NEW YORK : Recent stock market volatility has stirred up haunting memories for veteran traders who got caught up in the Wall Street crash 20 years ago on October 19 known as "Black Monday."
As the anniversary of that day in 1987 nears, when the Dow Jones Industrial Average stock barometer plunged a dramatic 22.61 percent to 1,738.41 points, traders said modern technology has reduced some risks, but warned that market panics are always a danger.
Uncertainty swept Wall Street on "Black Monday" 1987, for no easily identifiable reason amid a lack of major economic news or other events, triggering a 508-point tumble in the Dow index that wiped out around 560 billion dollars in market worth.
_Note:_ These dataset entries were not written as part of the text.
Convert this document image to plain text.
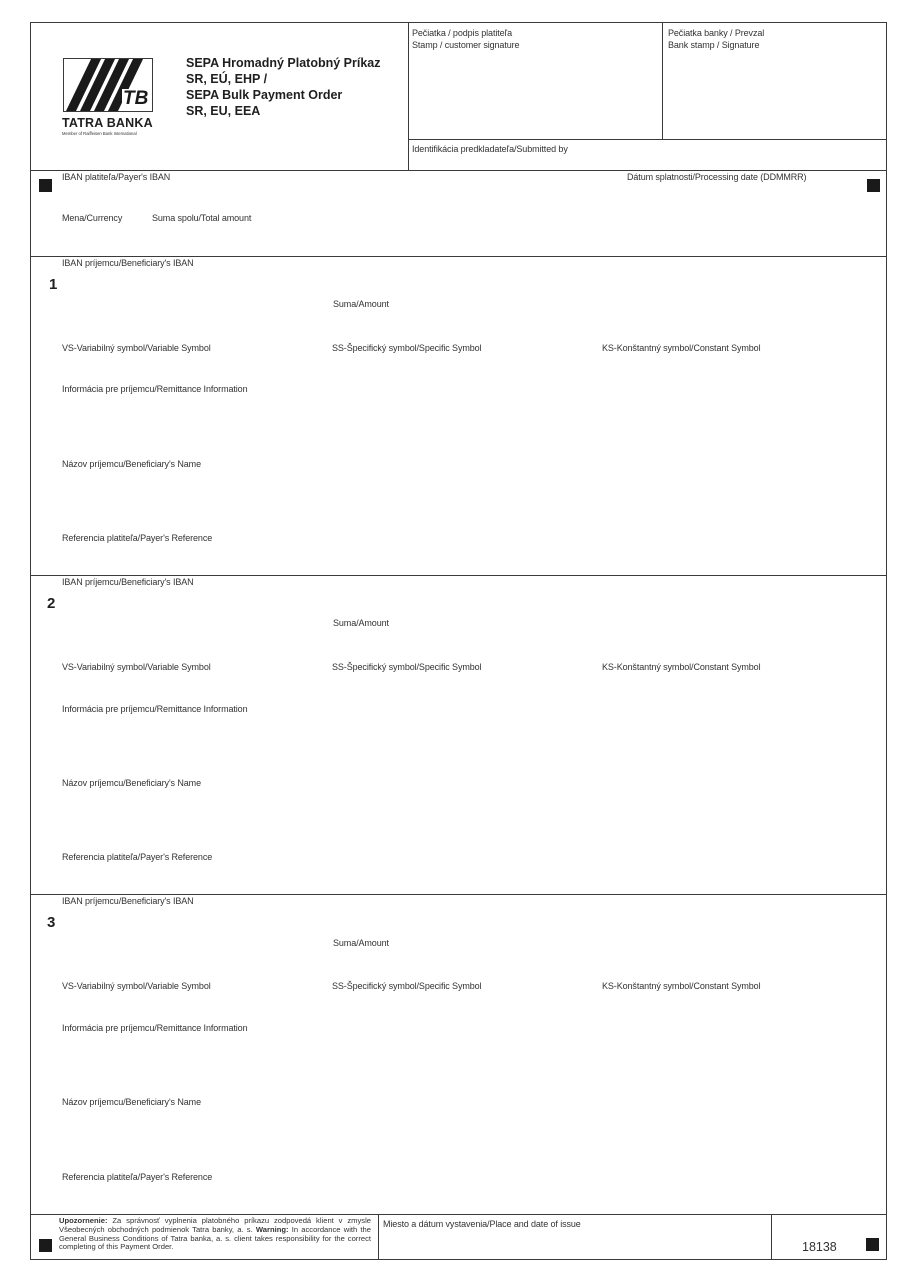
TB
TATRA BANKA
Member of Raiffeisen Bank International
SEPA Hromadný Platobný Príkaz
SR, EÚ, EHP /
SEPA Bulk Payment Order
SR, EU, EEA
Pečiatka / podpis platiteľa
Stamp / customer signature
Pečiatka banky / Prevzal
Bank stamp / Signature
Identifikácia predkladateľa/Submitted by
IBAN platiteľa/Payer's IBAN	Dátum splatnosti/Processing date (DDMMRR)
Mena/Currency	Suma spolu/Total amount
IBAN príjemcu/Beneficiary's IBAN
1
Suma/Amount
VS-Variabilný symbol/Variable Symbol	SS-Špecifický symbol/Specific Symbol	KS-Konštantný symbol/Constant Symbol
Informácia pre príjemcu/Remittance Information
Názov príjemcu/Beneficiary's Name
Referencia platiteľa/Payer's Reference
IBAN príjemcu/Beneficiary's IBAN
2
Suma/Amount
VS-Variabilný symbol/Variable Symbol	SS-Špecifický symbol/Specific Symbol	KS-Konštantný symbol/Constant Symbol
Informácia pre príjemcu/Remittance Information
Názov príjemcu/Beneficiary's Name
Referencia platiteľa/Payer's Reference
IBAN príjemcu/Beneficiary's IBAN
3
Suma/Amount
VS-Variabilný symbol/Variable Symbol	SS-Špecifický symbol/Specific Symbol	KS-Konštantný symbol/Constant Symbol
Informácia pre príjemcu/Remittance Information
Názov príjemcu/Beneficiary's Name
Referencia platiteľa/Payer's Reference
Upozornenie: Za správnosť vyplnenia platobného príkazu zodpovedá klient v zmysle Všeobecných obchodných podmienok Tatra banky, a. s. Warning: In accordance with the General Business Conditions of Tatra banka, a. s. client takes responsibility for the correct completing of this Payment Order.
Miesto a dátum vystavenia/Place and date of issue
18138
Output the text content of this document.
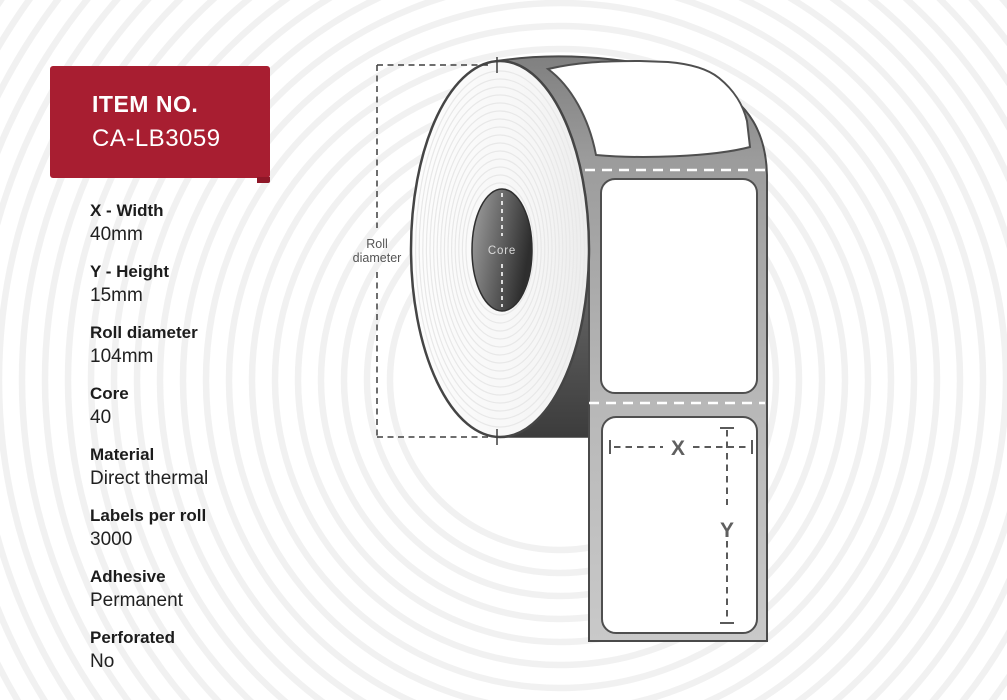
ITEM NO.
CA-LB3059
X - Width
40mm
Y - Height
15mm
Roll diameter
104mm
Core
40
Material
Direct thermal
Labels per roll
3000
Adhesive
Permanent
Perforated
No
Core
Roll
diameter
X
Y
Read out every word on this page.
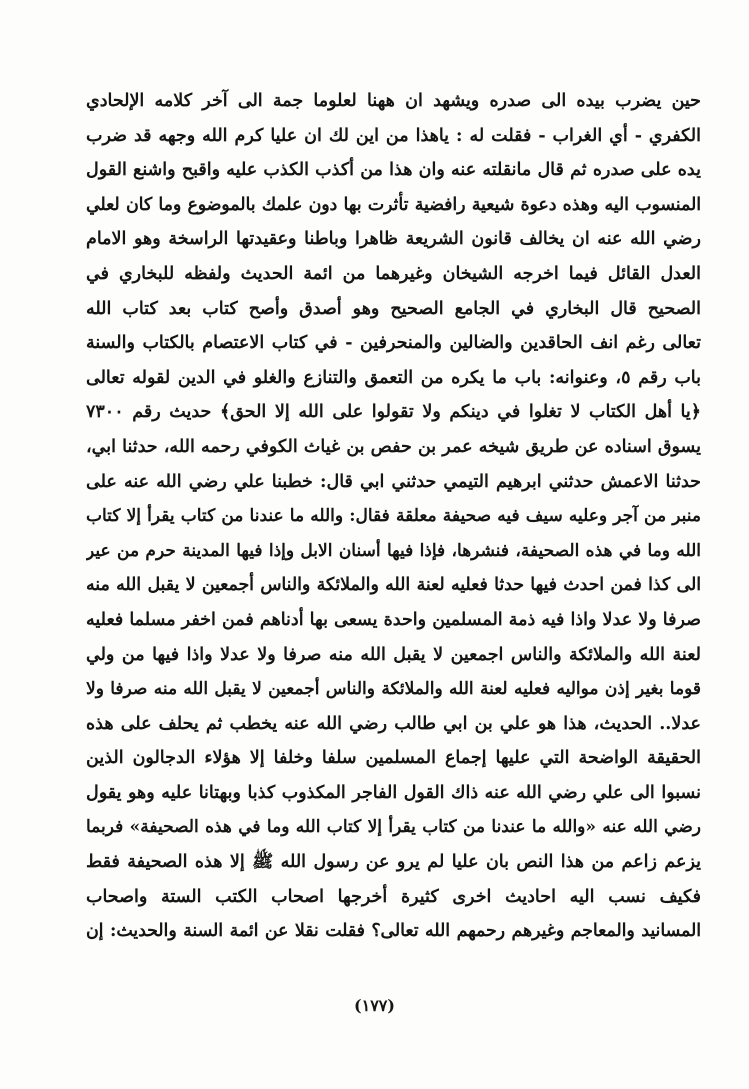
حين يضرب بيده الى صدره ويشهد ان ههنا لعلوما جمة الى آخر كلامه الإلحادي
الكفري - أي الغراب - فقلت له : ياهذا من اين لك ان عليا كرم الله وجهه قد ضرب
يده على صدره ثم قال مانقلته عنه وان هذا من أكذب الكذب عليه واقبح واشنع القول
المنسوب اليه وهذه دعوة شيعية رافضية تأثرت بها دون علمك بالموضوع وما كان لعلي
رضي الله عنه ان يخالف قانون الشريعة ظاهرا وباطنا وعقيدتها الراسخة وهو الامام
العدل القائل فيما اخرجه الشيخان وغيرهما من ائمة الحديث ولفظه للبخاري في
الصحيح قال البخاري في الجامع الصحيح وهو أصدق وأصح كتاب بعد كتاب الله
تعالى رغم انف الحاقدين والضالين والمنحرفين - في كتاب الاعتصام بالكتاب والسنة
باب رقم ٥، وعنوانه: باب ما يكره من التعمق والتنازع والغلو في الدين لقوله تعالى
﴿يا أهل الكتاب لا تغلوا في دينكم ولا تقولوا على الله إلا الحق﴾ حديث رقم ٧٣٠٠
يسوق اسناده عن طريق شيخه عمر بن حفص بن غياث الكوفي رحمه الله، حدثنا ابي،
حدثنا الاعمش حدثني ابرهيم التيمي حدثني ابي قال: خطبنا علي رضي الله عنه على
منبر من آجر وعليه سيف فيه صحيفة معلقة فقال: والله ما عندنا من كتاب يقرأ إلا كتاب
الله وما في هذه الصحيفة، فنشرها، فإذا فيها أسنان الابل وإذا فيها المدينة حرم من عير
الى كذا فمن احدث فيها حدثا فعليه لعنة الله والملائكة والناس أجمعين لا يقبل الله منه
صرفا ولا عدلا واذا فيه ذمة المسلمين واحدة يسعى بها أدناهم فمن اخفر مسلما فعليه
لعنة الله والملائكة والناس اجمعين لا يقبل الله منه صرفا ولا عدلا واذا فيها من ولي
قوما بغير إذن مواليه فعليه لعنة الله والملائكة والناس أجمعين لا يقبل الله منه صرفا ولا
عدلا.. الحديث، هذا هو علي بن ابي طالب رضي الله عنه يخطب ثم يحلف على هذه
الحقيقة الواضحة التي عليها إجماع المسلمين سلفا وخلفا إلا هؤلاء الدجالون الذين
نسبوا الى علي رضي الله عنه ذاك القول الفاجر المكذوب كذبا وبهتانا عليه وهو يقول
رضي الله عنه «والله ما عندنا من كتاب يقرأ إلا كتاب الله وما في هذه الصحيفة» فربما
يزعم زاعم من هذا النص بان عليا لم يرو عن رسول الله ﷺ إلا هذه الصحيفة فقط
فكيف نسب اليه احاديث اخرى كثيرة أخرجها اصحاب الكتب الستة واصحاب
المسانيد والمعاجم وغيرهم رحمهم الله تعالى؟ فقلت نقلا عن ائمة السنة والحديث: إن
(١٧٧)
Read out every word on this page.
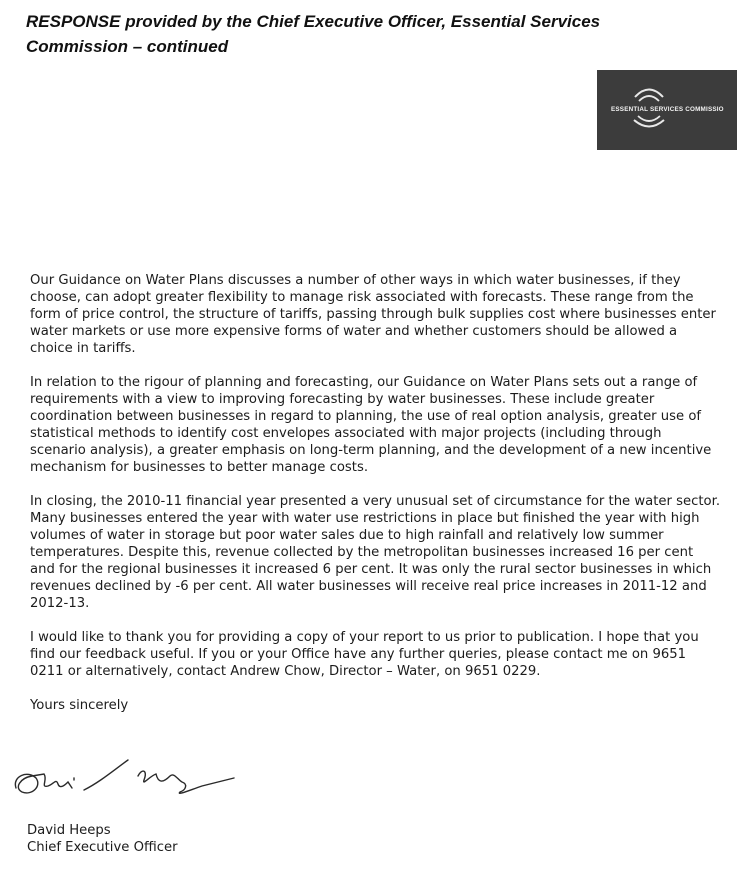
RESPONSE provided by the Chief Executive Officer, Essential Services
Commission – continued
ESSENTIAL SERVICES COMMISSIO

Our Guidance on Water Plans discusses a number of other ways in which water businesses, if they choose, can adopt greater flexibility to manage risk associated with forecasts. These range from the form of price control, the structure of tariffs, passing through bulk supplies cost where businesses enter water markets or use more expensive forms of water and whether customers should be allowed a choice in tariffs.

In relation to the rigour of planning and forecasting, our Guidance on Water Plans sets out a range of requirements with a view to improving forecasting by water businesses. These include greater coordination between businesses in regard to planning, the use of real option analysis, greater use of statistical methods to identify cost envelopes associated with major projects (including through scenario analysis), a greater emphasis on long-term planning, and the development of a new incentive mechanism for businesses to better manage costs.

In closing, the 2010-11 financial year presented a very unusual set of circumstance for the water sector. Many businesses entered the year with water use restrictions in place but finished the year with high volumes of water in storage but poor water sales due to high rainfall and relatively low summer temperatures. Despite this, revenue collected by the metropolitan businesses increased 16 per cent and for the regional businesses it increased 6 per cent. It was only the rural sector businesses in which revenues declined by -6 per cent. All water businesses will receive real price increases in 2011-12 and 2012-13.

I would like to thank you for providing a copy of your report to us prior to publication. I hope that you find our feedback useful. If you or your Office have any further queries, please contact me on 9651 0211 or alternatively, contact Andrew Chow, Director – Water, on 9651 0229.

Yours sincerely

David Heeps
Chief Executive Officer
The maelstrom was exacerbated as computer programmes kicked out more and more sell orders as stock prices plummeted, overwhelming some traders ability to fulfil the massive order flows.
"The atmosphere was one of panic. That was a day where we didn't know how bad things could get. The financial system and the equities market were on the verge of collapsing," recalled Art
Hogan, a trader at Jefferies. Hogan, then a rookie 26-year-old trader, was working at the Boston Stock Exchange when the markets imploded.
The 1987 meltdown saw the Dow dive by its biggest margin since it lost 24.39 percent of its value on December 12, 1914 when trading was resumed for the first time since the outbreak of the First World War.
This year's market jitters look fairly tame by comparison.